August 30, 2010

Classic Mistakes in Exit Strategy vol. 3: The “Do It Yourself” Method

By Eric Michaels, Senior Analyst, MergerTech Advisors

Independence is a wonderful thing.  Nothing gives you quite the same feeling of pride like accomplishing something yourself, but there is a prime difference between taking on a challenge and setting yourself up for a fall.

Hiring an M&A advisor is just like hiring an accountant or lawyer; you’re hiring an expert to take care of issues that require the attention of a specialist.  Even though someone else is responsible for these issues, they are still important to you and your business.

Think about all the energy you expend on a daily basis making sure that not only is the business operating smoothly, but it is also growing at an attractive rate.  Now imagine also being responsible for running the M&A process from start to finish all by yourself.  Suddenly, 24 hours is not enough time.  In addition to running your business, you must prepare your company for sale and run a time intensive process from while trying to maintain some semblance of confidentiality.

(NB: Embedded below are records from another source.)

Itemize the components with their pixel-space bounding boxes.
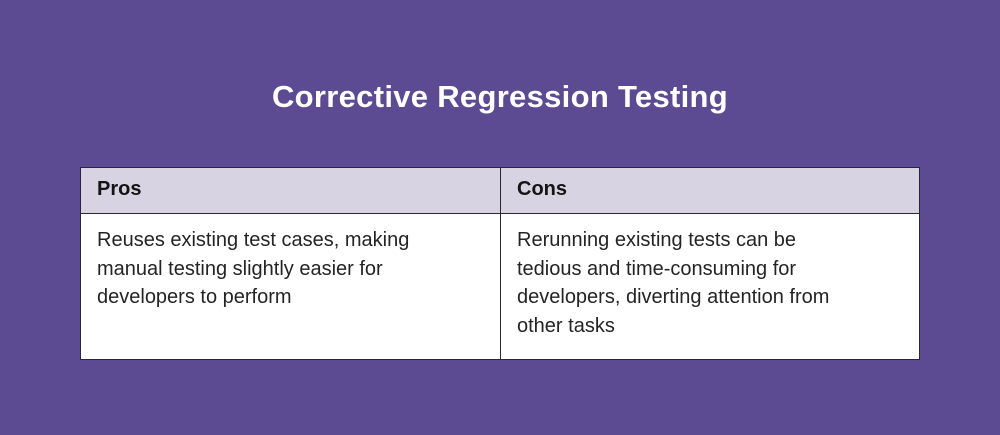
cons-header-cell: Cons xyxy=(500,168,919,213)
pros-body-cell: Reuses existing test cases, making manua… xyxy=(97,229,410,308)
pros-cons-table: Pros Cons Reuses existing test cases, ma… xyxy=(80,167,920,360)
page-title: Corrective Regression Testing xyxy=(271,79,729,114)
pros-header-cell: Pros xyxy=(97,178,142,200)
table-header-row: Pros Cons xyxy=(81,168,919,214)
cons-body-cell: Rerunning existing tests can be tedious … xyxy=(500,214,919,359)
table-body-row: Reuses existing test cases, making manua… xyxy=(81,214,919,359)
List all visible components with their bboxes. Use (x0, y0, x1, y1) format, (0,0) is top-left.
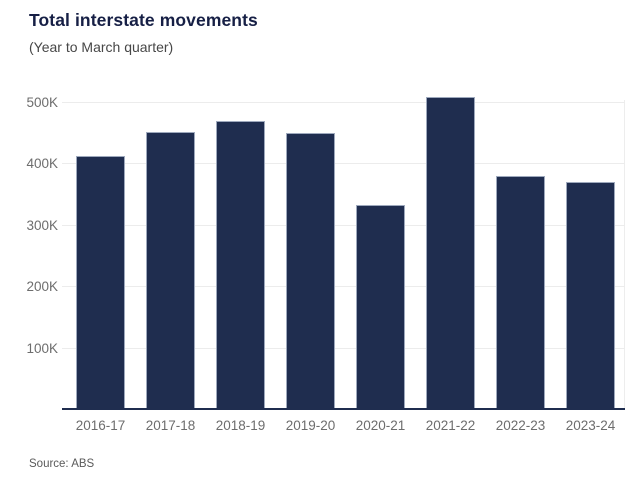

The experience of your advisor is key to the success of an M&A process.  A long history of pitching companies to buyers, negotiating purchase agreements, and building relationships with people who are specifically looking to engage in M&A transactions give the advisor a significant advantage in the process and gives business owners looking to exit a greater certainty to close a deal.

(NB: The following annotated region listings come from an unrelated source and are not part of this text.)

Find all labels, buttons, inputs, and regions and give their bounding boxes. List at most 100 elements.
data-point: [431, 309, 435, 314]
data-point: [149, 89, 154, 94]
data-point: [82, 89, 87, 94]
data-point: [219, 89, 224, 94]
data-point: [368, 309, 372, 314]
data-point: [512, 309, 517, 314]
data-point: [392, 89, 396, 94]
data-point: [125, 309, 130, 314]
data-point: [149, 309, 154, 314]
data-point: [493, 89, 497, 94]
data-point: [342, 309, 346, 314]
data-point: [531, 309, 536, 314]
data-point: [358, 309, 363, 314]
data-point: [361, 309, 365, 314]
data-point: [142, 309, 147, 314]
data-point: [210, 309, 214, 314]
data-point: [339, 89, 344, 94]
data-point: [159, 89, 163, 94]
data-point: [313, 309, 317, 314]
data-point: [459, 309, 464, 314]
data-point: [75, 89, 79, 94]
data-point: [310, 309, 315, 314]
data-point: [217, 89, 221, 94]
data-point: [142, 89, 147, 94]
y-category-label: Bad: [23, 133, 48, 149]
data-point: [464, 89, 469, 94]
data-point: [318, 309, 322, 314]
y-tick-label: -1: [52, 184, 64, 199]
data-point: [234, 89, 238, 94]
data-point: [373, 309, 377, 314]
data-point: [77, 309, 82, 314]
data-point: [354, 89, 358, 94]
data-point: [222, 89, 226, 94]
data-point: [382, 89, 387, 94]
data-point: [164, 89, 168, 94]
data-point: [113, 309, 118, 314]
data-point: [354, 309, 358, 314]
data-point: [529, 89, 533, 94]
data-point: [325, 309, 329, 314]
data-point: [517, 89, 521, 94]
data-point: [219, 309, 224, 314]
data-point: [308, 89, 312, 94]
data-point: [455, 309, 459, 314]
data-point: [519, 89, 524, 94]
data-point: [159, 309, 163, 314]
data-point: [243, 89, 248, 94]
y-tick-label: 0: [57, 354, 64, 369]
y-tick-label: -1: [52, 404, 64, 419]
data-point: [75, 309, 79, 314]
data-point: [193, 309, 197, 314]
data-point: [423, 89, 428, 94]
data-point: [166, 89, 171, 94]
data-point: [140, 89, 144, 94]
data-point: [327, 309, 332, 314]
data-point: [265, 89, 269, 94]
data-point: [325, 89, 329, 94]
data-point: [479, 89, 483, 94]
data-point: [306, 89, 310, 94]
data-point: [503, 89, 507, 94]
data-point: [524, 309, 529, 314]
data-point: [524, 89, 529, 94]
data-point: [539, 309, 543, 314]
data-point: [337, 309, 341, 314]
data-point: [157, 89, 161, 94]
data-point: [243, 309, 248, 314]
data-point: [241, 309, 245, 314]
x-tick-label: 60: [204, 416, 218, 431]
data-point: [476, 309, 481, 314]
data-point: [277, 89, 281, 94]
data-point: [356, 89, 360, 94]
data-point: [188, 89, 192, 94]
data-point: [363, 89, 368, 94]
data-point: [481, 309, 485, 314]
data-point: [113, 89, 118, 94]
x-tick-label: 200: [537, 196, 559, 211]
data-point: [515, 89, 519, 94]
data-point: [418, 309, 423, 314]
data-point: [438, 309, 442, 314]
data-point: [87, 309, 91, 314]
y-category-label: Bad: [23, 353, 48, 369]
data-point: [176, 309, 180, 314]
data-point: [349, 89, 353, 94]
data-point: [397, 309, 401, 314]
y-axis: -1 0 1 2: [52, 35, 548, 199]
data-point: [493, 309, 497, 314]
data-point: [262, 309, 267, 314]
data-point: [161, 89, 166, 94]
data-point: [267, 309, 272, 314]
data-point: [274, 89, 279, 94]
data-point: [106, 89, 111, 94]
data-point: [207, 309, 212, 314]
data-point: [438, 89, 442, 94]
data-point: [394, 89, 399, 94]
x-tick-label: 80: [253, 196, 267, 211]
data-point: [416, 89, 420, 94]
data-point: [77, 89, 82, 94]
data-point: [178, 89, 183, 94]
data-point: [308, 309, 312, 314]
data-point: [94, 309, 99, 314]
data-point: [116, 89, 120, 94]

While multi-tasking is an important skill, running a business and simultaneously running an M&A process is time intensive and draining.  Beyond the steep learning curve of understanding the best way to market your company, splitting your attention between running the business and selling the business makes you less likely to be at your best at either.

Finally, when you do not have an intermediary running a process for you, you cannot effectively maintain any confidentiality.  Typically, an investment bank solicits pre-NDA interest in their clients’ companies without revealing their identity.  Once an NDA is in place, identities are disclosed.  How can you maintain confidentiality if you are representing yourself?  Ultimately, by running a process yourself, you will give away enough information that your company will be revealed as available for sale before any conversations actually begin.

As soon as a buyer knows that you are representing yourself in a strategic sale before even signing an NDA, they can assume that you absolutely need to sell your business in the near future.  Business owners who do not absolutely need to sell don’t go actively soliciting buyers.  This knowledge immediately devalues your business and negatively influences your negotiating position long before you even discuss purchase price.  Outsourcing your exit strategy to an experienced advisor not only protects your confidentiality, but also gives you the opportunity to maximize your valuation.

Regardless of whom you choose to represent you, it is important that you work with an advisor on planning your exit strategy and having a 3rd party advocate run a process on your behalf.